European equities bounced back after a couple of down sessions with the Stoxx Europe 600 lifting up by +0.3%. Bank stocks benefited from the French-German agreement to further the integration of the Eurozone. Shares of Roche rose +2.5% to sit among the best performing European large cap stocks.
UK stocks rose with some consumer staples companies among the biggest gainers after the publication of a positive broker note, helping London’s FTSE 100 index to bounce +0.3% off a six-week low. The pound jumped after Theresa May won a crucial vote in parliament. Sky Plc jumped +3.1% after Disney upped its offer for Fox, which is bidding to takeover Sky. Oil stocks including BP (-1.1%) and Shell (-0.9%) were the biggest drag on the index ahead of the OPEC meeting on Friday.

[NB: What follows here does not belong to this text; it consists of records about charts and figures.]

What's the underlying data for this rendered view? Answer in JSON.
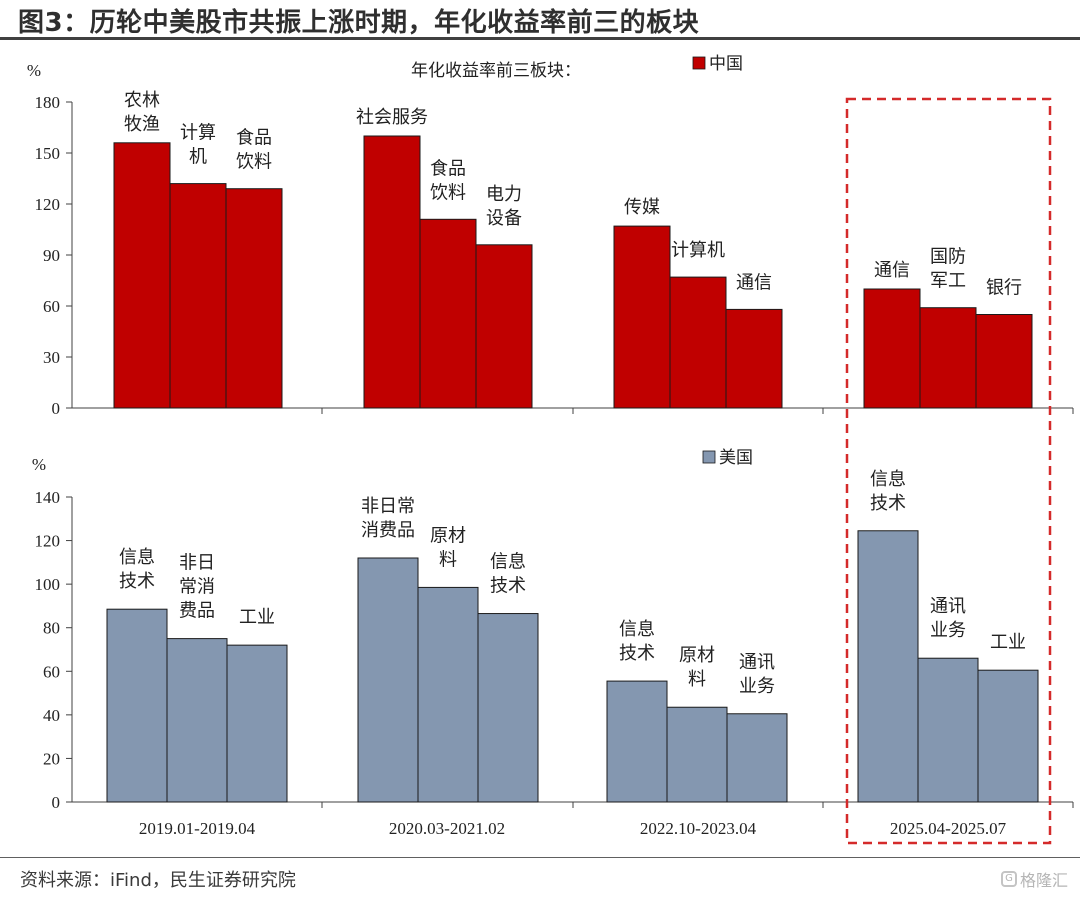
{
  "figure_title": "图3：历轮中美股市共振上涨时期，年化收益率前三的板块",
  "source_note": "资料来源：iFind，民生证券研究院",
  "watermark_text": "格隆汇",
  "colors": {
    "china": "#c00000",
    "usa": "#8497b0",
    "highlight": "#d42a2a",
    "axis": "#404040"
  },
  "chart_data": [
    {
      "type": "bar",
      "panel": "top",
      "title": "年化收益率前三板块：",
      "ylabel": "%",
      "ylim": [
        0,
        180
      ],
      "yticks": [
        0,
        30,
        60,
        90,
        120,
        150,
        180
      ],
      "legend": "中国",
      "legend_position": "top",
      "categories": [
        "2019.01-2019.04",
        "2020.03-2021.02",
        "2022.10-2023.04",
        "2025.04-2025.07"
      ],
      "groups": [
        {
          "bars": [
            {
              "label": [
                "农林",
                "牧渔"
              ],
              "value": 156
            },
            {
              "label": [
                "计算",
                "机"
              ],
              "value": 132
            },
            {
              "label": [
                "食品",
                "饮料"
              ],
              "value": 129
            }
          ]
        },
        {
          "bars": [
            {
              "label": [
                "社会服务"
              ],
              "value": 160
            },
            {
              "label": [
                "食品",
                "饮料"
              ],
              "value": 111
            },
            {
              "label": [
                "电力",
                "设备"
              ],
              "value": 96
            }
          ]
        },
        {
          "bars": [
            {
              "label": [
                "传媒"
              ],
              "value": 107
            },
            {
              "label": [
                "计算机"
              ],
              "value": 77
            },
            {
              "label": [
                "通信"
              ],
              "value": 58
            }
          ]
        },
        {
          "bars": [
            {
              "label": [
                "通信"
              ],
              "value": 70
            },
            {
              "label": [
                "国防",
                "军工"
              ],
              "value": 59
            },
            {
              "label": [
                "银行"
              ],
              "value": 55
            }
          ]
        }
      ]
    },
    {
      "type": "bar",
      "panel": "bottom",
      "ylabel": "%",
      "ylim": [
        0,
        140
      ],
      "yticks": [
        0,
        20,
        40,
        60,
        80,
        100,
        120,
        140
      ],
      "legend": "美国",
      "legend_position": "top",
      "categories": [
        "2019.01-2019.04",
        "2020.03-2021.02",
        "2022.10-2023.04",
        "2025.04-2025.07"
      ],
      "groups": [
        {
          "bars": [
            {
              "label": [
                "信息",
                "技术"
              ],
              "value": 88.5
            },
            {
              "label": [
                "非日",
                "常消",
                "费品"
              ],
              "value": 75
            },
            {
              "label": [
                "工业"
              ],
              "value": 72
            }
          ]
        },
        {
          "bars": [
            {
              "label": [
                "非日常",
                "消费品"
              ],
              "value": 112
            },
            {
              "label": [
                "原材",
                "料"
              ],
              "value": 98.5
            },
            {
              "label": [
                "信息",
                "技术"
              ],
              "value": 86.5
            }
          ]
        },
        {
          "bars": [
            {
              "label": [
                "信息",
                "技术"
              ],
              "value": 55.5
            },
            {
              "label": [
                "原材",
                "料"
              ],
              "value": 43.5
            },
            {
              "label": [
                "通讯",
                "业务"
              ],
              "value": 40.5
            }
          ]
        },
        {
          "bars": [
            {
              "label": [
                "信息",
                "技术"
              ],
              "value": 124.5
            },
            {
              "label": [
                "通讯",
                "业务"
              ],
              "value": 66
            },
            {
              "label": [
                "工业"
              ],
              "value": 60.5
            }
          ]
        }
      ]
    }
  ],
  "highlight_period": "2025.04-2025.07"
}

Housebuilder Berkeley Group slumped -5.9% after a profit warning, and peer Barratt Developments fell -1.5% in sympathy.
Following Tuesday’s big sell-off Asian markets managed to end in the green for the day. The Kospi (+1.0%), Hang Seng (+0.8%), Topix (+0.5%) and Shanghai Composite (+0.3%) each rebounded.
The ASX 200 rose +1.2% as investors relaxed on the US-China situation.
WTI crude rose +1.1% to US$65.75 while gold fell -0.3% to US$1,270.81 and iron ore lost -US$1.70 to US$65.0/MT.